Заседания разных собраний и клубов встают, точно живые, перед глазами массы читателей бесчисленных газет, которые нарасхват ежедневно рвутся из рук во всем Париже, разъясняя толпе, каждая по своему, смысл непонятных декретов и сумасбродных, часто нелепых распоряжений всесильного Национального конвента. Самодержавный народ не хочет говорить иначе, как языком базара и толкучки. К чему соблюдать вежливость, подбирать выражения и следовать правилам синтаксиса? Все это за версту отдает аристократизмом. Полное равенство требует простого бесхитростного способа выражений, который ничем не напоминал бы о старом рабском режиме, когда в разговоре приходилось ломать себе голову, льстя сильным мира сего. А так как простонародные поговорки и прибаутки, «прелести водосточных канав» оскорбляют слух бывших слабонервных барынь-красавиц, то ими тем более и следует испещрять речь, повышая тон все более и более!
Картинность языка от этого не исчезает, — даже наоборот.

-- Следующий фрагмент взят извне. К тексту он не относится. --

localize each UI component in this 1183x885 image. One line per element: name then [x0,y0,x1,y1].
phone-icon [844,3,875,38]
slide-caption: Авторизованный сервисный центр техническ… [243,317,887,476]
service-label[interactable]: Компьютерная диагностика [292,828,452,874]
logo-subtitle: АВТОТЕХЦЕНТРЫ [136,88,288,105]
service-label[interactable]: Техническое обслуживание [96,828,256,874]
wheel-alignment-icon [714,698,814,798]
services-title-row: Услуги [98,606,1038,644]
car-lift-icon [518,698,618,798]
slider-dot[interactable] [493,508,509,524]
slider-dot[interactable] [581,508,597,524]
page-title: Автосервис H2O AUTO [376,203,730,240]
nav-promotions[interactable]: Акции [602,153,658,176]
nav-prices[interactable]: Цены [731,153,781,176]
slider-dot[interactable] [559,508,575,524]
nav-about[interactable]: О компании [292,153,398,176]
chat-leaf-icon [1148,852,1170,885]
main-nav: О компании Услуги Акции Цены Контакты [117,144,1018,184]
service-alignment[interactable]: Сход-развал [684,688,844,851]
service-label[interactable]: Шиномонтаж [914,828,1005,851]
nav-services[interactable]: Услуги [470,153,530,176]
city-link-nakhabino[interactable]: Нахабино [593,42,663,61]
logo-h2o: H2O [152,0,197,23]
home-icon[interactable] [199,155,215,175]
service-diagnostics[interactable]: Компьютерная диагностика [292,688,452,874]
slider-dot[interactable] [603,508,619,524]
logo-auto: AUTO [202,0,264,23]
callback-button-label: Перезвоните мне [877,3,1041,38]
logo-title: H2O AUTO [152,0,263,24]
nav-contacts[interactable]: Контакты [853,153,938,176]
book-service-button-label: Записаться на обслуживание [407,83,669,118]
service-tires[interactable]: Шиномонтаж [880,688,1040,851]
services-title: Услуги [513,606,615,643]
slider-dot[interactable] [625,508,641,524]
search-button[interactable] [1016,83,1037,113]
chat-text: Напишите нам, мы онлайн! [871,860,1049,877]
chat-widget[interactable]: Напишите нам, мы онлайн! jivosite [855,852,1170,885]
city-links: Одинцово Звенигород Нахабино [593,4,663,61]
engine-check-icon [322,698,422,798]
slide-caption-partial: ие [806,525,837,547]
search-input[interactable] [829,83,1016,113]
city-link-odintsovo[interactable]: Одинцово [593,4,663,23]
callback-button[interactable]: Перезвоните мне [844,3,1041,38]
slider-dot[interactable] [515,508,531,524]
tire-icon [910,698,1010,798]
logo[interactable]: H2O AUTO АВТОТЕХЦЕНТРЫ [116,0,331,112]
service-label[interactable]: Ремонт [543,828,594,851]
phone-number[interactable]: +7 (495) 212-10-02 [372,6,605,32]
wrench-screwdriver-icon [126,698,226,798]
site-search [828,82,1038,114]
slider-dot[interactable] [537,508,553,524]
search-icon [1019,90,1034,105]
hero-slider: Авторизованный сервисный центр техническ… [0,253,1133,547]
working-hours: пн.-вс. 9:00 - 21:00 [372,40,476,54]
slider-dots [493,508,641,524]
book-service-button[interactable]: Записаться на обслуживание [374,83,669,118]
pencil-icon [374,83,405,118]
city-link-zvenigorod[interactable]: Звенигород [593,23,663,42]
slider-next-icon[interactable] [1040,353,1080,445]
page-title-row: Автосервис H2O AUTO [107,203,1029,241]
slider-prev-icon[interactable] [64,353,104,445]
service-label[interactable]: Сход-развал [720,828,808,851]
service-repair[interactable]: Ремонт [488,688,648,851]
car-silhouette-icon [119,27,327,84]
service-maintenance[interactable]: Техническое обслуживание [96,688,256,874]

Чем француз пошлее, тем образнее его речь; конечно, эта образность груба и даже непристойна, но зато она смешна и забавна, вроде «дубоватого» смеха Рабле! Свежий галльский дух, замученный и разжиженный в гостиных, где он когда то процветал, нашел теперь себе пристанище в народе, и если не отличается здесь афинской утонченностью, зато по прежнему блещет аттической солью. Если можно в чем-нибудь упрекнуть народный язык, то отнюдь не в банальности. Он остроумен и образен как никогда, и какими метафорами и сравнениями блещет речь, льющаяся из уст каждого санкюлота!

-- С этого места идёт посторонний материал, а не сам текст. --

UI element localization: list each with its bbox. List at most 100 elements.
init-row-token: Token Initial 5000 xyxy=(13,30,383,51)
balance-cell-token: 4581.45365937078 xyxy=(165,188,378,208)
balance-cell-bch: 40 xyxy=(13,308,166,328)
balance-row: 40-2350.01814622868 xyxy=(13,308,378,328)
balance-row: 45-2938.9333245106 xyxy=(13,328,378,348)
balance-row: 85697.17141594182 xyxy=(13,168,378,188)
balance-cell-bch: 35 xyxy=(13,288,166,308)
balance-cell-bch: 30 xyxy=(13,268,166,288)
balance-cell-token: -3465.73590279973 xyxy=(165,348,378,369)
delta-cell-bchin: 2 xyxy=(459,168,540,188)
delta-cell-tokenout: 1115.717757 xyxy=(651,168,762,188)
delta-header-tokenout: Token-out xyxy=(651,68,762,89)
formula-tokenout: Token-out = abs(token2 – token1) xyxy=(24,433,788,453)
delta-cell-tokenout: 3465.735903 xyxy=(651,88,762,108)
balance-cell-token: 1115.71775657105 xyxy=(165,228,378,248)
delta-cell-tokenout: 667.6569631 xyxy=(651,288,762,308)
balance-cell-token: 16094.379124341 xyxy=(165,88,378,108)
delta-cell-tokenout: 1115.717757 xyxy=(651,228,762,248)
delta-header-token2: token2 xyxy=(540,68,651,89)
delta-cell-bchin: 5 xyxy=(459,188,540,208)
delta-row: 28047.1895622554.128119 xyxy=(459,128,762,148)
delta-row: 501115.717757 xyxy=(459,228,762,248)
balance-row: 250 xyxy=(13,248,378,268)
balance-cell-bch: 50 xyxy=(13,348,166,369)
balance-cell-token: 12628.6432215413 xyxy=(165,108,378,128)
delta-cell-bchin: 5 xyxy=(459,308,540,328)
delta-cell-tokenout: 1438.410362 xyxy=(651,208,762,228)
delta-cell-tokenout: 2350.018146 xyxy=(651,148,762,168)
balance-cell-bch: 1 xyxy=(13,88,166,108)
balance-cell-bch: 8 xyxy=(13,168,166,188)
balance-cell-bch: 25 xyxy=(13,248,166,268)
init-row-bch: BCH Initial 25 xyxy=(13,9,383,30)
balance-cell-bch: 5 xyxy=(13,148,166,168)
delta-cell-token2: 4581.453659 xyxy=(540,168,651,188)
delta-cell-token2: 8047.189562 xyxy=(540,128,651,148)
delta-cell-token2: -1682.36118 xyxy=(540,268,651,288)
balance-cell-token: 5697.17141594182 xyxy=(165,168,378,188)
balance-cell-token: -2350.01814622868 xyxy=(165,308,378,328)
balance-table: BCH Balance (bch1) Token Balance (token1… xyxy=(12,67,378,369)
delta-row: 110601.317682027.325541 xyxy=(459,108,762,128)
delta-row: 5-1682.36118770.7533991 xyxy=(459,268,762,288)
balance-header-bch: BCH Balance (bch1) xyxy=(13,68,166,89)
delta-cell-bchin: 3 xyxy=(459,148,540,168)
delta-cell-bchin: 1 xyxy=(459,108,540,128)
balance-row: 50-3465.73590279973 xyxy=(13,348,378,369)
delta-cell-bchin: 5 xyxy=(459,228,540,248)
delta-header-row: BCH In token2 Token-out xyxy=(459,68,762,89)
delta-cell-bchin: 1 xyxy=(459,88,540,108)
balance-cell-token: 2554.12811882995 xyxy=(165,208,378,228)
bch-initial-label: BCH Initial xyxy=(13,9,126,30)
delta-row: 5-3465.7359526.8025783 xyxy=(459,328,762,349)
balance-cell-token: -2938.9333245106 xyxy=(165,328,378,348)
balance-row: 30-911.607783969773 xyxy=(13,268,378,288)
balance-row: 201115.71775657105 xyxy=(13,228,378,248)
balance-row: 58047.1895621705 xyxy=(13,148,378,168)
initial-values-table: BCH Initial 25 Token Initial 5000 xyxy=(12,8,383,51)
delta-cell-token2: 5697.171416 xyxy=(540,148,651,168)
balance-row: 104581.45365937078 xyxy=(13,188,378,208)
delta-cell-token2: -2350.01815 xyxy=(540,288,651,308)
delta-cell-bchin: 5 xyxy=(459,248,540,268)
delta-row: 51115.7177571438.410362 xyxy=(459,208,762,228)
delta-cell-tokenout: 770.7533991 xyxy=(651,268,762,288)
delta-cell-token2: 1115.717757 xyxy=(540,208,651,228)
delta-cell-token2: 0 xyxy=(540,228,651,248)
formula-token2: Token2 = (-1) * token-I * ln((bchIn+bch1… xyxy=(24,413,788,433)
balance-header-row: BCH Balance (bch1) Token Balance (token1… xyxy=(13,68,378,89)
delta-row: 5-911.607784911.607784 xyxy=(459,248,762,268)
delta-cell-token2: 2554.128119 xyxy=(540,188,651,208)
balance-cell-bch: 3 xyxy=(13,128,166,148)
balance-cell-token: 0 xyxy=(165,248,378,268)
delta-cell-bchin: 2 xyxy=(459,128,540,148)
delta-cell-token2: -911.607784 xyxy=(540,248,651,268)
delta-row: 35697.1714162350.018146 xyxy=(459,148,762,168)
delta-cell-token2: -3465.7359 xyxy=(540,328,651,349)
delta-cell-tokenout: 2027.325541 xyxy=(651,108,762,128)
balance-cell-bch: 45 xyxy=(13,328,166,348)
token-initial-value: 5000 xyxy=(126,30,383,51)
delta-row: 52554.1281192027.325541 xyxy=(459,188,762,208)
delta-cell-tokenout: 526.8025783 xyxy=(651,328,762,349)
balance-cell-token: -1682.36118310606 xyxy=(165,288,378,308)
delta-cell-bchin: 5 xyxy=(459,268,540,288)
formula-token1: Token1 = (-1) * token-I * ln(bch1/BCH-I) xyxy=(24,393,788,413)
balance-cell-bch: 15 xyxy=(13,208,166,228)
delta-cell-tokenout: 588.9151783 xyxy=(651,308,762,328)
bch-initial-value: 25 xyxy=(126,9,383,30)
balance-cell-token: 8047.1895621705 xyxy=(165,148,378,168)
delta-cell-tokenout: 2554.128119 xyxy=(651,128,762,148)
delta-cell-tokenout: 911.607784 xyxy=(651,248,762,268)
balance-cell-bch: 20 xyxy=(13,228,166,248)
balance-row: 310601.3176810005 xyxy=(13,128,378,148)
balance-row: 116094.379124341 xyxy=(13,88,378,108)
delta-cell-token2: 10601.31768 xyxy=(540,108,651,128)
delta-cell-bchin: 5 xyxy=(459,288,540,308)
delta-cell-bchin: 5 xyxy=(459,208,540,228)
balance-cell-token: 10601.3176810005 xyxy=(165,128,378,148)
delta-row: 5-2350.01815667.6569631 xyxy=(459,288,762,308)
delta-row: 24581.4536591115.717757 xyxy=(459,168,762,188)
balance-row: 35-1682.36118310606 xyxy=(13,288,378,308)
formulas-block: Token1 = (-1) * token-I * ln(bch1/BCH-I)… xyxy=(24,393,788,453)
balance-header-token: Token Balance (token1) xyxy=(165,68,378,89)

Роковая повозка превращается на его языке в «соседку Сансона» или в «коляску с 85 дверцами»; гильотину он зовет «национальной бритвой»; провожая безжалостными шутками процессию людей, следующих на эшафот, народ кричит им, что они едут «сунуть голову в окно», «покачаться на качелях», «испытать, каково человеку в капетовом ошейнике», «чихнуть в мешок», «спросить время в форточку» и т. д.
Гебер, издатель «Дяди Дюшена», в особенности старался распространять этот полуварварский жаргон, наречие, милое толпе.
«Он составлял свои краски и рисовал картины, свято придерживаясь природы, вдохновляясь самыми смелыми из женщин и самыми наглыми и необузданными из мужчин, изучая свои образцы на набережных и рынках, подобно тому как Мольер наблюдал маркизов при дворе, аббатов в будуарах, а ученых в академиях. И всякий совет, всякое правило, изложенные на этом беззастенчивом и порочном языке, принимались его читателями, которые ни о чем ином и не помышляли».[316]